One of the toughest hurdles is getting containers off the docks. As with the ports of Los Angeles and Long Beach, a big issue already playing out for East Coast ports is a lack of available chassis to move them.
Chassis operators insist a chassis shortage isn't to blame; rather, chassis are scattered around the port, not in the positions required for the next pickup. There also aren't enough mechanics, they say, to make the necessary repairs when needed.
Officials and operators have proposed implementing a chassis pool, in which operators share equipment.

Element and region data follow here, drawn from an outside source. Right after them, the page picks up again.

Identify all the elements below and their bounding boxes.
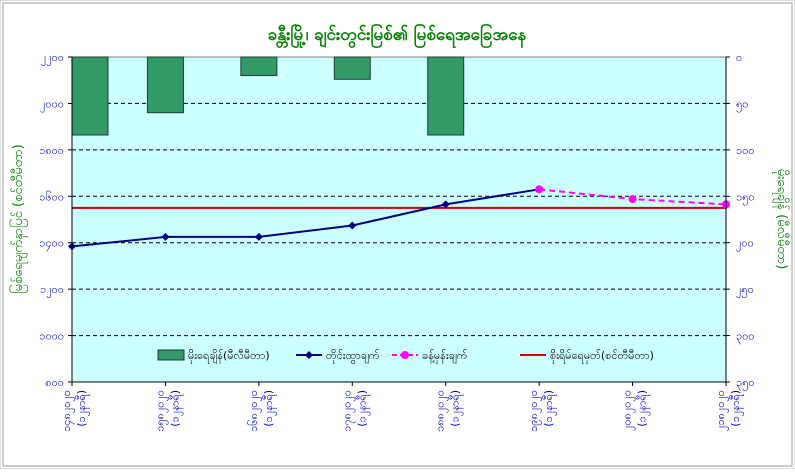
rain-bar — [333, 56, 371, 80]
x-tick-label: ၁၉၈၂၀၂၀ (၁၂နာရီ) — [527, 390, 557, 432]
legend-label: ခန့်မှန်းချက် — [422, 349, 468, 364]
y-axis-left-label: မြစ်ရေမျက်နှာပြင် (စင်တီမီတာ) — [9, 144, 28, 293]
y-right-tick-label: ၂၅၀ — [736, 283, 754, 298]
measured-point — [254, 232, 263, 241]
x-tick-label: ၁၆၈၂၀၂၀ (၁၂နာရီ) — [247, 390, 277, 432]
rain-bar — [427, 56, 465, 136]
x-axis: ၁၄၈၂၀၂၀ (၁၂နာရီ) ၁၅၈၂၀၂၀ (၁၂နာရီ) ၁၆၈၂၀၂၀ (၁၂… — [60, 57, 744, 432]
legend-swatch-rain — [157, 349, 185, 361]
y-right-tick-label: ၂၀၀ — [736, 237, 754, 252]
y-left-tick-label: ၁၄၀၀ — [39, 237, 64, 252]
rain-bar — [146, 56, 184, 114]
x-tick-label: ၁၄၈၂၀၂၀ (၁၂နာရီ) — [60, 390, 90, 432]
forecast-point — [628, 195, 637, 204]
y-left-tick-label: ၁၈၀၀ — [39, 144, 64, 157]
y-right-tick-label: ၀ — [736, 51, 742, 64]
legend: မိုးရေချိန်(မီလီမီတာ) တိုင်းထွာချက် ခန့်မှ… — [157, 349, 654, 364]
forecast-point — [535, 185, 544, 194]
y-right-tick-label: ၃၅၀ — [736, 376, 755, 391]
legend-label: စိုးရိမ်ရေမှတ်(စင်တီမီတာ) — [550, 349, 654, 364]
legend-marker-measured — [305, 351, 313, 359]
y-right-tick-label: ၃၀၀ — [736, 330, 755, 345]
x-tick-label: ၂၀၈၂၀၂၀ (၁၂နာရီ) — [621, 390, 651, 431]
legend-label: မိုးရေချိန်(မီလီမီတာ) — [188, 349, 270, 364]
y-left-tick-label: ၂၀၀၀ — [40, 97, 64, 112]
y-left-tick-label: ၁၆၀၀ — [39, 190, 64, 203]
y-axis-left: ၈၀၀ ၁၀၀၀ ၁၂၀၀ ၁၄၀၀ ၁၆၀၀ ၁၈၀၀ ၂၀၀၀ ၂၂၀၀ — [39, 51, 72, 389]
legend-label: တိုင်းထွာချက် — [326, 349, 380, 364]
measured-line — [71, 188, 540, 248]
y-left-tick-label: ၁၀၀၀ — [39, 330, 64, 343]
chart-border — [2, 2, 793, 467]
y-left-tick-label: ၈၀၀ — [45, 376, 64, 389]
x-tick-label: ၁၈၈၂၀၂၀ (၁၂နာရီ) — [434, 390, 464, 432]
y-left-tick-label: ၂၂၀၀ — [41, 51, 64, 66]
legend-marker-forecast — [401, 351, 409, 359]
chart-title: ခန္တီးမြို့၊ ချင်းတွင်းမြစ်၏ မြစ်ရေအခြေအ… — [268, 22, 526, 49]
x-tick-label: ၂၁၈၂၀၂၀ (၁၂နာရီ) — [714, 390, 744, 431]
level-lines — [68, 185, 730, 251]
x-tick-label: ၁၅၈၂၀၂၀ (၁၂နာရီ) — [153, 390, 183, 432]
measured-point — [441, 200, 450, 209]
y-axis-right-label: မိုးရေချိန် (မီလီမီတာ) — [772, 169, 790, 270]
rain-bar — [240, 56, 278, 77]
rain-bar — [71, 56, 109, 136]
y-right-tick-label: ၅၀ — [736, 97, 748, 112]
y-right-tick-label: ၁၀၀ — [736, 144, 755, 157]
rain-bars — [71, 56, 465, 136]
measured-point — [348, 221, 357, 230]
y-left-tick-label: ၁၂၀၀ — [40, 283, 64, 298]
y-right-tick-label: ၁၅၀ — [736, 190, 755, 205]
measured-point — [161, 232, 170, 241]
x-tick-label: ၁၇၈၂၀၂၀ (၁၂နာရီ) — [340, 390, 370, 432]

"We have to collaborate more and have a more united system," said Keith Lovetro, chief executive of Trac Intermodal, one of the largest chassis providers in the country. "We have to coordinate with the terminal operators, with the chassis providers, with the unions in terms of gate operations so it's becoming more integrated, and that takes a little time and that takes more communication."
—CNBC's Sabrina Korber contributed to this report.